2001 yılında 1995 BOSMAN olayında olduğu gibi transfer kurallarının bir kere daha değiştirilmesi gerekti. BOSMAN kuralı AB üyesi ülkelerin futbol kulüpleri arasındaki geçişleri düzenliyordu. 2001 yılında ise AB üyesi olmayan Macaristan oyuncusu Tibor BALOG ile ilgili bir transfer olayı AB Komisyonu, UEFA ve FIFA arasında yeni bir anlayışın geliştirilmesine neden oldu.
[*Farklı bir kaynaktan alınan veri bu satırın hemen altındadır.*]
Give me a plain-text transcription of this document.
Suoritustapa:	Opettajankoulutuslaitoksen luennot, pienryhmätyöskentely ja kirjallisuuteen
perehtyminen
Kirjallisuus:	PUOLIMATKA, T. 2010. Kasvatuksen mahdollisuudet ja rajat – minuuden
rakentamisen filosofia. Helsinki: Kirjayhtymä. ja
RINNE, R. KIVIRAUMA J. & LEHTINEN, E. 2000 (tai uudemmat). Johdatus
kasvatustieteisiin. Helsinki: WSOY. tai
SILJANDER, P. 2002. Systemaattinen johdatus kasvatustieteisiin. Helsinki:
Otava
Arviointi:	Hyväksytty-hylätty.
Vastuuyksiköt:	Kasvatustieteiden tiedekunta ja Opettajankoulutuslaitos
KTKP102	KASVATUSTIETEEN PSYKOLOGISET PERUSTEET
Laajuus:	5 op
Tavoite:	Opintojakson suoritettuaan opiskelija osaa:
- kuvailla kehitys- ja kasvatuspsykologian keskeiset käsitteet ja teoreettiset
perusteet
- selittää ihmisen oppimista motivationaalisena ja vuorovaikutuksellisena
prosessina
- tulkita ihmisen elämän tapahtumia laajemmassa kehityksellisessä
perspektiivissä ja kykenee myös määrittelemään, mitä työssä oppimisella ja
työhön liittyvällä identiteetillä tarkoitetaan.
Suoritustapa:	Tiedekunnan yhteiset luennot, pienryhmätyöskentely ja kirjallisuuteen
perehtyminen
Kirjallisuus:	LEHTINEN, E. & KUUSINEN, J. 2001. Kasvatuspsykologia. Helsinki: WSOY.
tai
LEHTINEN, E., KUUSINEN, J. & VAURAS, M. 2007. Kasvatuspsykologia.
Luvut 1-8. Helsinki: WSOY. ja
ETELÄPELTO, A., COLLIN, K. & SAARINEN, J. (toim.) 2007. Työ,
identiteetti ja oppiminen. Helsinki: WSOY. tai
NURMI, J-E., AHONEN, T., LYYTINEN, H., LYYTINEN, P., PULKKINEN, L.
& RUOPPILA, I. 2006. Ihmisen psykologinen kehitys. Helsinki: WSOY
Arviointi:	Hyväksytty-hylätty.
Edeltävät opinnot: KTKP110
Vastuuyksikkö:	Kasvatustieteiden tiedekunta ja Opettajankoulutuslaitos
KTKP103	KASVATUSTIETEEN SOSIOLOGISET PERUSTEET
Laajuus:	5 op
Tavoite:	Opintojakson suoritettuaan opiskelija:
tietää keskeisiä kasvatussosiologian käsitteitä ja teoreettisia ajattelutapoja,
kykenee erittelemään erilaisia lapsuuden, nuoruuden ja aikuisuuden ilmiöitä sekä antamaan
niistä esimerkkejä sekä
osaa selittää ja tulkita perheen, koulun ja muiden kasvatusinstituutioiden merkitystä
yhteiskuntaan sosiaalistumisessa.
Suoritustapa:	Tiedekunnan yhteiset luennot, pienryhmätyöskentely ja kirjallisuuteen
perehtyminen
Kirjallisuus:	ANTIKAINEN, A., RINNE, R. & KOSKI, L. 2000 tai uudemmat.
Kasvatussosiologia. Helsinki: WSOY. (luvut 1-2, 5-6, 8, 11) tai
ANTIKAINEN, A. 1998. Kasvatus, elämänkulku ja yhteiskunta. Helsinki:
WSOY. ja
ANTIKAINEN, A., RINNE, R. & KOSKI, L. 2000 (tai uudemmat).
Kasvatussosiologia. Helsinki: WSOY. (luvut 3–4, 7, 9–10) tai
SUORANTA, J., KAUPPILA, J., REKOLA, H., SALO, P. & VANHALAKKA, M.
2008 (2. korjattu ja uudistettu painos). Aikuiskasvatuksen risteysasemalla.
Belçika kulübü RSC Charleroi, sözleşmesinin sonunda BALOG’un Fransa kulübü AS Nancy’ye geçmesine “aşırı” bir transfer ücreti talep ederek onay vermedi. BALOG Birlik üyesi olmayan bir ülkenin vatandaşı olduğu için BOSMAN kuralının bu durumda işlemeyeceği savunuluyordu. BALOG kulübü aleyhine Belçika mahkemelerinde dava açtı ve sonunda kendi lehine bir karar elde etti-transfer ücreti söz konusu olmadan serbestçe geçiş yapabilecek idi. BALOG sonunda Belçika kulübü Mons’a geçmeyi tercih etti. Charleroi mahkemesi davayı Lüksemburg’da bulunan Avrupa Adalet Divanı (ECJ) mahkemesine sevk etti. Burada davalar uluslaraarsı anlaşmaların çerçevesinde değerlendiriliyordu ve bu durumda FIFA ve ECJ bir uzlaşma çözümüne varmak durumunda kaldılar. BOSMAN’dan bu yana geçiş serbestliği bir hukuk ilkesi haline gelmişti ve FIFA bu durumu kabul etmek durumunda idi.
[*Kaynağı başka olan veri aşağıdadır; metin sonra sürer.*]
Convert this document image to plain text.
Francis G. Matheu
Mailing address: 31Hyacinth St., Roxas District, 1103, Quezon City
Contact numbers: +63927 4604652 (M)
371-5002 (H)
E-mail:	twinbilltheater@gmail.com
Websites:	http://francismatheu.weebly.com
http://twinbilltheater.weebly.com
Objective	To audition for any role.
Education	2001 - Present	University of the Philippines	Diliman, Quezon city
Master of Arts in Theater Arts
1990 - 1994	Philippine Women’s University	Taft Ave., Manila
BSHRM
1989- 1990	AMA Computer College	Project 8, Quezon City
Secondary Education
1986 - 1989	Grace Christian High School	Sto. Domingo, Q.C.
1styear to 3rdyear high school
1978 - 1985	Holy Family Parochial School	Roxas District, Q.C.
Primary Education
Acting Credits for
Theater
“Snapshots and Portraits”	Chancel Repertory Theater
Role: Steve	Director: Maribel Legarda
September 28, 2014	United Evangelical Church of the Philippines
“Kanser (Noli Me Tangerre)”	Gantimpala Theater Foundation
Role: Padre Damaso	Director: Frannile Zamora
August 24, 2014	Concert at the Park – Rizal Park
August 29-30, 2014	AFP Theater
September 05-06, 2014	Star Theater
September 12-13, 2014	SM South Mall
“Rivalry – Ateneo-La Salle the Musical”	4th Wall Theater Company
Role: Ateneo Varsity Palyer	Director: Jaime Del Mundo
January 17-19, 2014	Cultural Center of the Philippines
FIFA/UEFA ve AB Komisyonu yoğun müzakerelerden sonra bir ilkede anlaşmaya vardılar: Bütün oyuncular sözleşmelerinin sonunda, eğitim tazminatı ile ilişkili koşulların gereği yerine getirilmesi halinde serbestçe kulüp değiştirebileceklerdi. Bu yeni kurallar izleyen ağustos ayında yürürlüğe girdi. Özet olarak aşağıdaki kurallara dayanıyordu:

BOSMAN VE BALOG KARARLARI IŞIĞI ALTINDA YENİ FİFA KURALLARI

18 yaş altındaki oyuncuların uluslararası transferleri özel koşullara bağlandı Kulüpler 23 yaşın altındaki oyuncuları için sözleşmeleri esanssında veya bitiminde transfer olmaları halinde tazminat alabilecekler idi. Bu tazminat pazarlık edilen bir transfer ücreti olmayacak, belirli kriterlere göre hesaplanacak idi. Sözleşmeler minimum 1, maksimum 5 yıl için yapılabilecek, Sezon başına bir transfer dönemi olacak ve sınırlı bir ara sezon transferi yapılabilecek. Bir oyuncu bir sezonda bir kere transfer olabilecek. Bir sözleşme oyuncunun 28 inci yaş gününü de kapsayacak şekilde yapılmış ise, il üç yıl içinde tek taraflı bir ihlal tazminat gerektirecek ve oyuncuya sportif kısıtlamalar getirilebilecek. Oyuncunun 28. yaş gününü aşan sözleşmeler için yukarıdaki kurallar geçerli fakat sadece ilk iki yıl için.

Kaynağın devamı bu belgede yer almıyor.